Intesa Sanpaolo has implemented the anti-money laundering and anti-terrorist financing regulations in accordance with the international/EU/national regulations.

The international community has made the fight against money laundering and the financing of terrorism a priority. 

Money laundering is the process of concealing the illicit origin of proceeds of crimes. Terrorist financing is the collection or the provision of funds for terrorist purposes. “Terrorism” can be defined as the intentional and systematic use of actions designed to provoke terror in the public as a means to certain ends. Terrorism can be the act of an individual or a group of individuals acting in their individual capacity or with the support of a State. It may also be the act of a State, whether against the population (human rights violations such as forced labour, deportation, genocide, etc.), or in the context of an international armed conflict against the civil population of the enemy State. In the case of money laundering, the funds are always of illicit origin, whereas in the case of terrorist financing, funds can stem from both legal and illicit sources.

Money launderers and terrorist financiers exploit loopholes and differences among national AML/CFT systems and move their funds to or through jurisdictions with weak or ineffective legal and institutional frameworks.

Money laundering and the financing of terrorism are financial crimes with economic effects. Effective anti-money laundering and combating the financing of terrorism regimes are essential to protect the integrity and stability in financial markets.

With regard to the sustainable growth, matter to which Intesa Sanpaolo Group pays great attention, it has to be highlighted that the “UN Sustainable Development Goals” call on countries to significantly reduce illicit financial flows by 2030.

Illicit financial flows refer to the movement of money across borders that is illegal in its source (e.g. corruption, smuggling), its transfer (e.g. tax evasion), or its use (e.g. terrorist financing).

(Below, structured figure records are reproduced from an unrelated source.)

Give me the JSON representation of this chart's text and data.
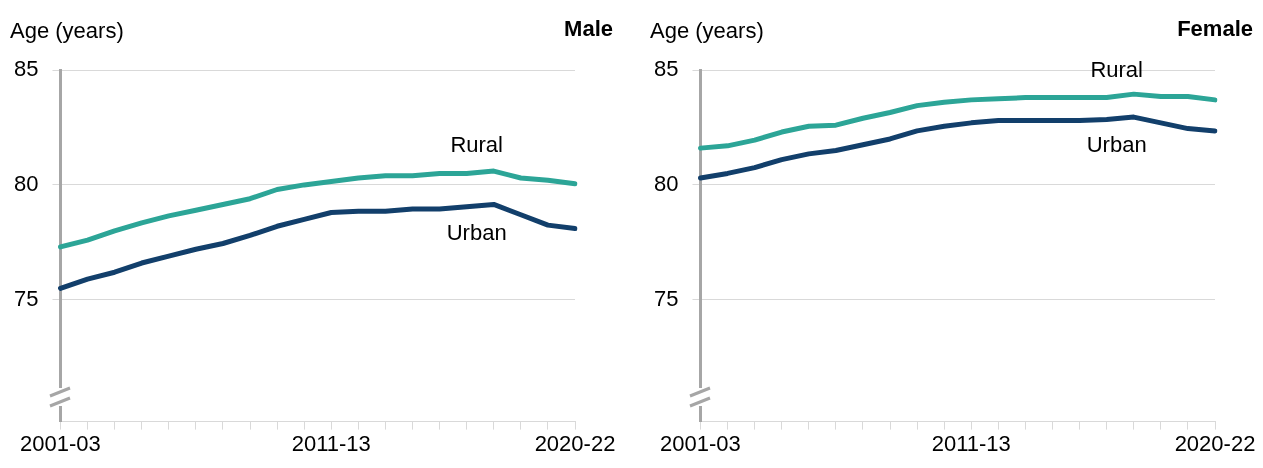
{
  "chart_data": [
    {
      "type": "line",
      "title": "Male",
      "ylabel": "Age (years)",
      "categories": [
        "2001-03",
        null,
        null,
        null,
        null,
        null,
        null,
        null,
        null,
        null,
        "2011-13",
        null,
        null,
        null,
        null,
        null,
        null,
        null,
        null,
        "2020-22"
      ],
      "ylim": [
        69.7,
        85
      ],
      "yticks": [
        75,
        80,
        85
      ],
      "grid": "y",
      "legend": false,
      "marker": "none",
      "line_style": "solid",
      "series": [
        {
          "name": "Rural",
          "color": "#2ca597",
          "values": [
            77.3,
            77.6,
            78.0,
            78.35,
            78.65,
            78.9,
            79.15,
            79.4,
            79.8,
            80.0,
            80.15,
            80.3,
            80.4,
            80.4,
            80.5,
            80.5,
            80.6,
            80.3,
            80.2,
            80.05
          ]
        },
        {
          "name": "Urban",
          "color": "#123f6b",
          "values": [
            75.5,
            75.9,
            76.2,
            76.6,
            76.9,
            77.2,
            77.45,
            77.8,
            78.2,
            78.5,
            78.8,
            78.85,
            78.85,
            78.95,
            78.95,
            79.05,
            79.15,
            78.7,
            78.25,
            78.1
          ]
        }
      ]
    },
    {
      "type": "line",
      "title": "Female",
      "ylabel": "Age (years)",
      "categories": [
        "2001-03",
        null,
        null,
        null,
        null,
        null,
        null,
        null,
        null,
        null,
        "2011-13",
        null,
        null,
        null,
        null,
        null,
        null,
        null,
        null,
        "2020-22"
      ],
      "ylim": [
        69.7,
        85
      ],
      "yticks": [
        75,
        80,
        85
      ],
      "grid": "y",
      "legend": false,
      "marker": "none",
      "line_style": "solid",
      "series": [
        {
          "name": "Rural",
          "color": "#2ca597",
          "values": [
            81.6,
            81.7,
            81.95,
            82.3,
            82.55,
            82.6,
            82.9,
            83.15,
            83.45,
            83.6,
            83.7,
            83.75,
            83.8,
            83.8,
            83.8,
            83.8,
            83.95,
            83.85,
            83.85,
            83.7
          ]
        },
        {
          "name": "Urban",
          "color": "#123f6b",
          "values": [
            80.3,
            80.5,
            80.75,
            81.1,
            81.35,
            81.5,
            81.75,
            82.0,
            82.35,
            82.55,
            82.7,
            82.8,
            82.8,
            82.8,
            82.8,
            82.85,
            82.95,
            82.7,
            82.45,
            82.35
          ]
        }
      ]
    }
  ]
}
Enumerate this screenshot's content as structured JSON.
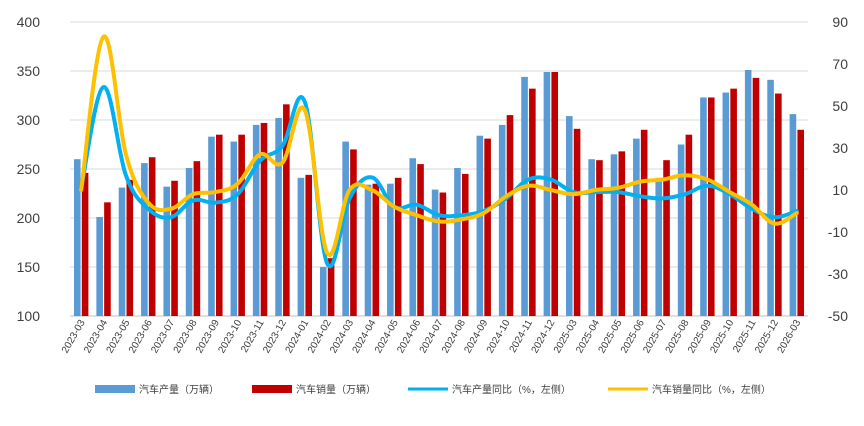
{
  "chart_data": {
    "type": "bar",
    "categories": [
      "2023-03",
      "2023-04",
      "2023-05",
      "2023-06",
      "2023-07",
      "2023-08",
      "2023-09",
      "2023-10",
      "2023-11",
      "2023-12",
      "2024-01",
      "2024-02",
      "2024-03",
      "2024-04",
      "2024-05",
      "2024-06",
      "2024-07",
      "2024-08",
      "2024-09",
      "2024-10",
      "2024-11",
      "2024-12",
      "2025-03",
      "2025-04",
      "2025-05",
      "2025-06",
      "2025-07",
      "2025-08",
      "2025-09",
      "2025-10",
      "2025-11",
      "2025-12",
      "2026-03"
    ],
    "series": [
      {
        "name": "汽车产量（万辆）",
        "type": "bar",
        "axis": "left",
        "color": "#5B9BD5",
        "values": [
          260,
          201,
          231,
          256,
          232,
          251,
          283,
          278,
          295,
          302,
          241,
          150,
          278,
          234,
          235,
          261,
          229,
          251,
          284,
          295,
          344,
          349,
          304,
          260,
          265,
          281,
          241,
          275,
          323,
          328,
          351,
          341,
          306
        ]
      },
      {
        "name": "汽车销量（万辆）",
        "type": "bar",
        "axis": "left",
        "color": "#C00000",
        "values": [
          246,
          216,
          239,
          262,
          238,
          258,
          285,
          285,
          297,
          316,
          244,
          159,
          270,
          235,
          241,
          255,
          226,
          245,
          281,
          305,
          332,
          349,
          291,
          259,
          268,
          290,
          259,
          285,
          323,
          332,
          343,
          327,
          290
        ]
      },
      {
        "name": "汽车产量同比（%，左侧）",
        "type": "line",
        "axis": "right",
        "color": "#00B0F0",
        "values": [
          11,
          59,
          17,
          1,
          -3,
          5,
          4,
          8,
          24,
          31,
          52,
          -25,
          6,
          16,
          2,
          3,
          -2,
          -2,
          0,
          6,
          15,
          15,
          9,
          9,
          9,
          7,
          6,
          8,
          12,
          8,
          1,
          -3,
          0
        ]
      },
      {
        "name": "汽车销量同比（%，左侧）",
        "type": "line",
        "axis": "right",
        "color": "#FFC000",
        "values": [
          10,
          83,
          27,
          4,
          1,
          8,
          9,
          13,
          27,
          23,
          48,
          -20,
          10,
          10,
          2,
          -2,
          -5,
          -4,
          -1,
          7,
          12,
          10,
          8,
          10,
          11,
          14,
          15,
          17,
          15,
          9,
          3,
          -6,
          -1
        ]
      }
    ],
    "y_left": {
      "min": 100,
      "max": 400,
      "ticks": [
        100,
        150,
        200,
        250,
        300,
        350,
        400
      ]
    },
    "y_right": {
      "min": -50,
      "max": 90,
      "ticks": [
        -50,
        -30,
        -10,
        10,
        30,
        50,
        70,
        90
      ]
    },
    "grid": "horizontal",
    "legend_position": "bottom",
    "title": "",
    "xlabel": "",
    "ylabel": ""
  }
}
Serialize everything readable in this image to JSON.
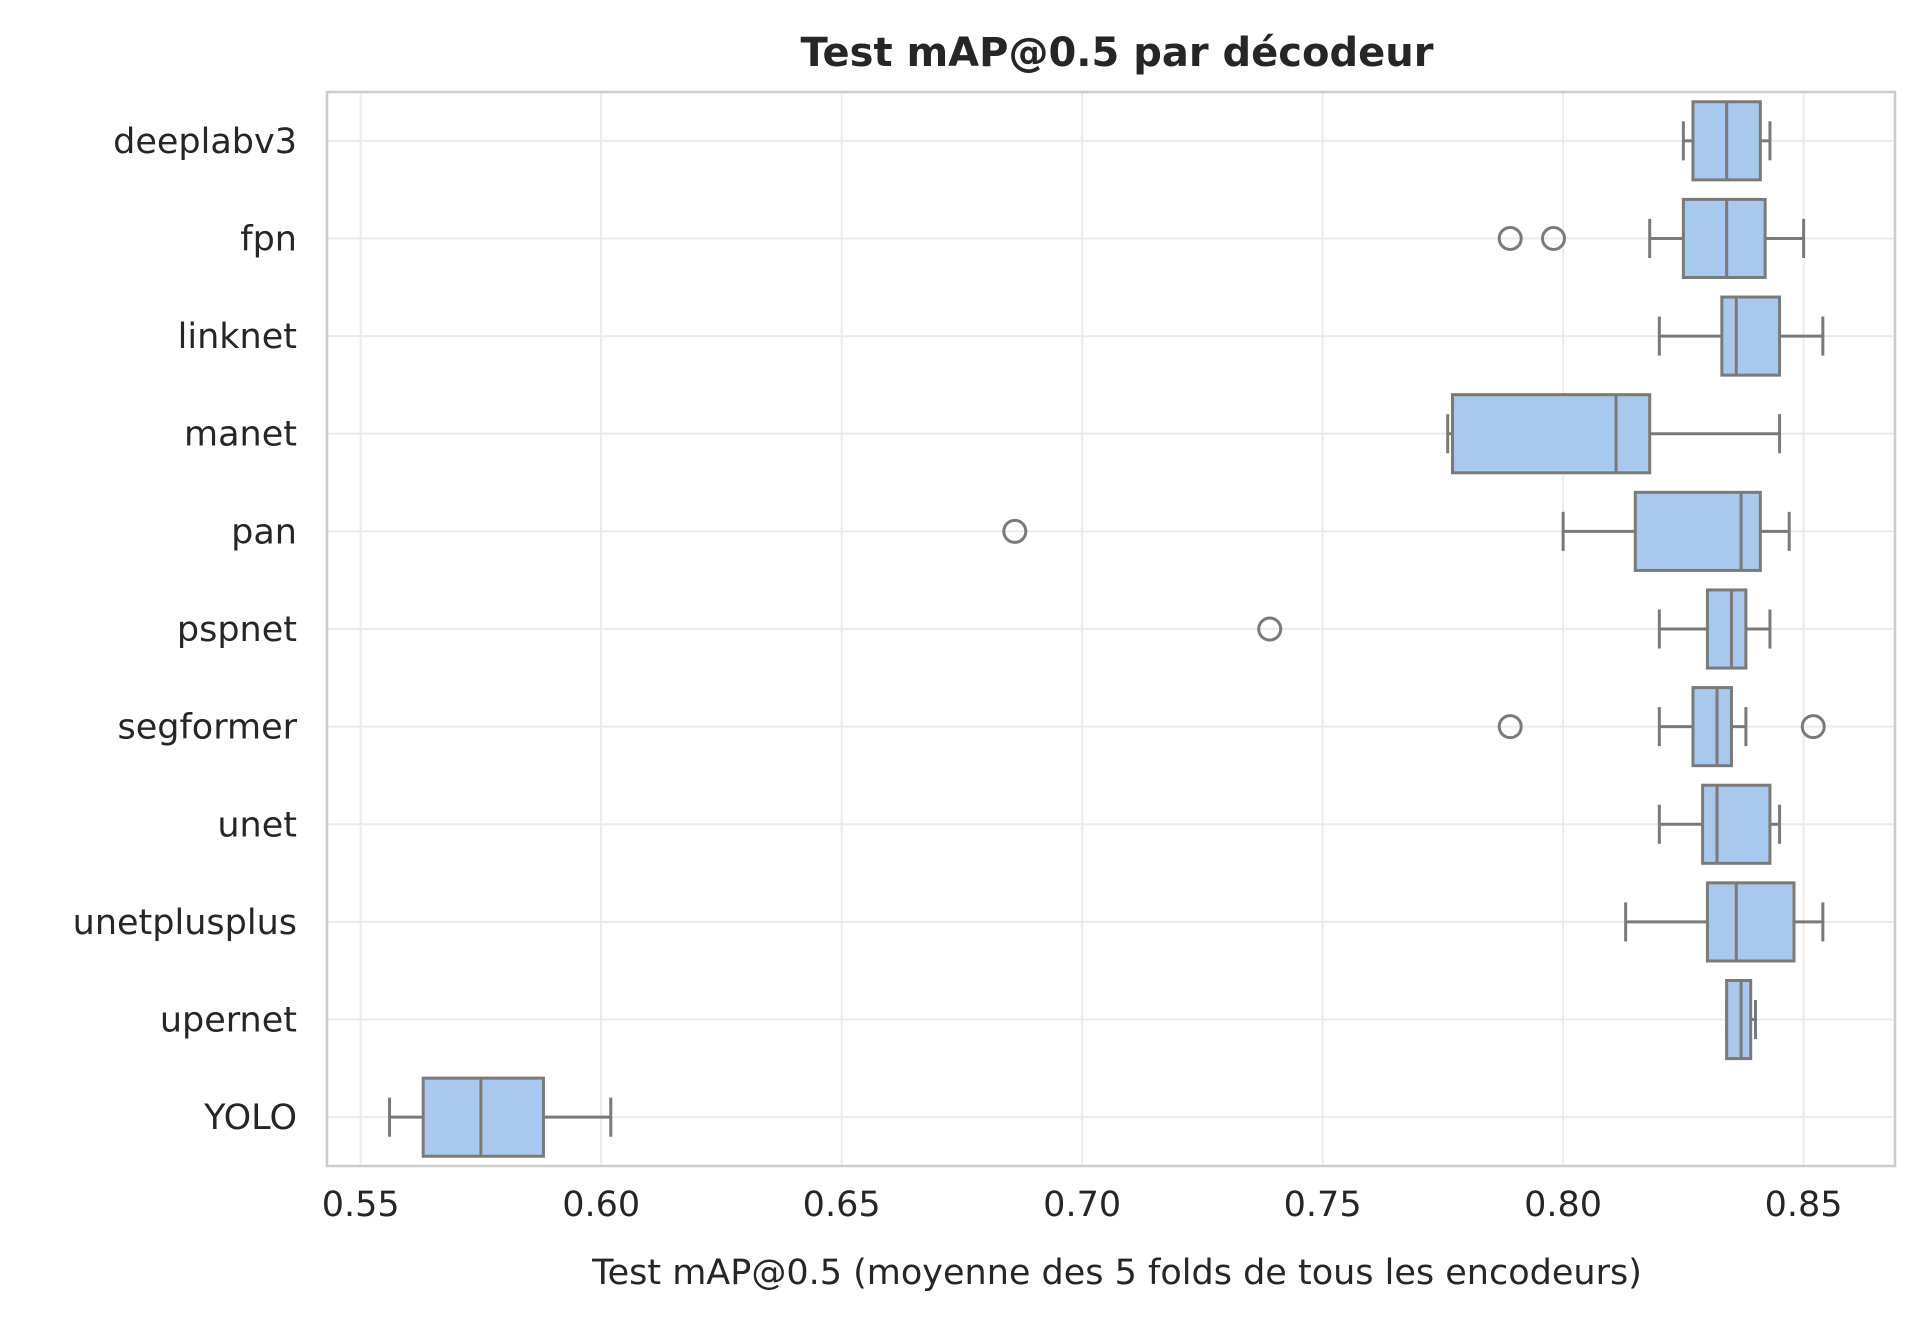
{
  "chart_data": {
    "type": "box",
    "orientation": "horizontal",
    "title": "Test mAP@0.5 par décodeur",
    "xlabel": "Test mAP@0.5 (moyenne des 5 folds de tous les encodeurs)",
    "ylabel": "",
    "xlim": [
      0.543,
      0.869
    ],
    "xticks": [
      0.55,
      0.6,
      0.65,
      0.7,
      0.75,
      0.8,
      0.85
    ],
    "xtick_labels": [
      "0.55",
      "0.60",
      "0.65",
      "0.70",
      "0.75",
      "0.80",
      "0.85"
    ],
    "grid": true,
    "box_color": "#a8c8ee",
    "edge_color": "#7a7a7a",
    "categories": [
      "deeplabv3",
      "fpn",
      "linknet",
      "manet",
      "pan",
      "pspnet",
      "segformer",
      "unet",
      "unetplusplus",
      "upernet",
      "YOLO"
    ],
    "boxes": [
      {
        "label": "deeplabv3",
        "whisker_low": 0.825,
        "q1": 0.827,
        "median": 0.834,
        "q3": 0.841,
        "whisker_high": 0.843,
        "outliers": []
      },
      {
        "label": "fpn",
        "whisker_low": 0.818,
        "q1": 0.825,
        "median": 0.834,
        "q3": 0.842,
        "whisker_high": 0.85,
        "outliers": [
          0.789,
          0.798
        ]
      },
      {
        "label": "linknet",
        "whisker_low": 0.82,
        "q1": 0.833,
        "median": 0.836,
        "q3": 0.845,
        "whisker_high": 0.854,
        "outliers": []
      },
      {
        "label": "manet",
        "whisker_low": 0.776,
        "q1": 0.777,
        "median": 0.811,
        "q3": 0.818,
        "whisker_high": 0.845,
        "outliers": []
      },
      {
        "label": "pan",
        "whisker_low": 0.8,
        "q1": 0.815,
        "median": 0.837,
        "q3": 0.841,
        "whisker_high": 0.847,
        "outliers": [
          0.686
        ]
      },
      {
        "label": "pspnet",
        "whisker_low": 0.82,
        "q1": 0.83,
        "median": 0.835,
        "q3": 0.838,
        "whisker_high": 0.843,
        "outliers": [
          0.739
        ]
      },
      {
        "label": "segformer",
        "whisker_low": 0.82,
        "q1": 0.827,
        "median": 0.832,
        "q3": 0.835,
        "whisker_high": 0.838,
        "outliers": [
          0.789,
          0.852
        ]
      },
      {
        "label": "unet",
        "whisker_low": 0.82,
        "q1": 0.829,
        "median": 0.832,
        "q3": 0.843,
        "whisker_high": 0.845,
        "outliers": []
      },
      {
        "label": "unetplusplus",
        "whisker_low": 0.813,
        "q1": 0.83,
        "median": 0.836,
        "q3": 0.848,
        "whisker_high": 0.854,
        "outliers": []
      },
      {
        "label": "upernet",
        "whisker_low": 0.834,
        "q1": 0.834,
        "median": 0.837,
        "q3": 0.839,
        "whisker_high": 0.84,
        "outliers": []
      },
      {
        "label": "YOLO",
        "whisker_low": 0.556,
        "q1": 0.563,
        "median": 0.575,
        "q3": 0.588,
        "whisker_high": 0.602,
        "outliers": []
      }
    ]
  }
}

Illicit financial flows constitute a major disabler to sustainable development. They can have a direct impact on a country’s ability to raise, retain and mobilise its own resources to finance sustainable development.

Intesa Sanpaolo implemented international/EU/national AML/CFT rules:

  • adopting - also at group level - policies and procedures as well as the “Guidelines for combating money laundering and terrorist financing and for managing embargoes” that indicate the choices made on the relevant profiles in matter regarding the organization, procedures and internal controls, customer due diligence and storage of data;  and

  • organizing special ongoing training programmes to help employees in recognise operations which may be related to money laundering or terrorist financing and to instruct them as to how to proceed in such cases.

In order to allow the counterparties to comply with the due diligence obligation, among other things, the following documentation is made available to them:

  • the “Certification regarding Correspondent Accounts for Foreign Banks maintained with any U.S. bank or broker-dealer in securities made under USA PATRIOT Act (Uniting and Strengthening America by Providing Appropriate Tools to Intercept and Obstruct Terrorism Act) of 2001 by Intesa Sanpaolo SpA and the companies belonging to the Group;

  • the “Wolfsberg Group Correspondent Banking Due Diligence Questionnaire (CBDDQ)” of Intesa Sanpaolo Spa and of the companies belonging to the Group containing the information on the structure and on the procedures adopted by them aimed at preventing of the use of the financial system for the purposes of money laundering or terrorist financing.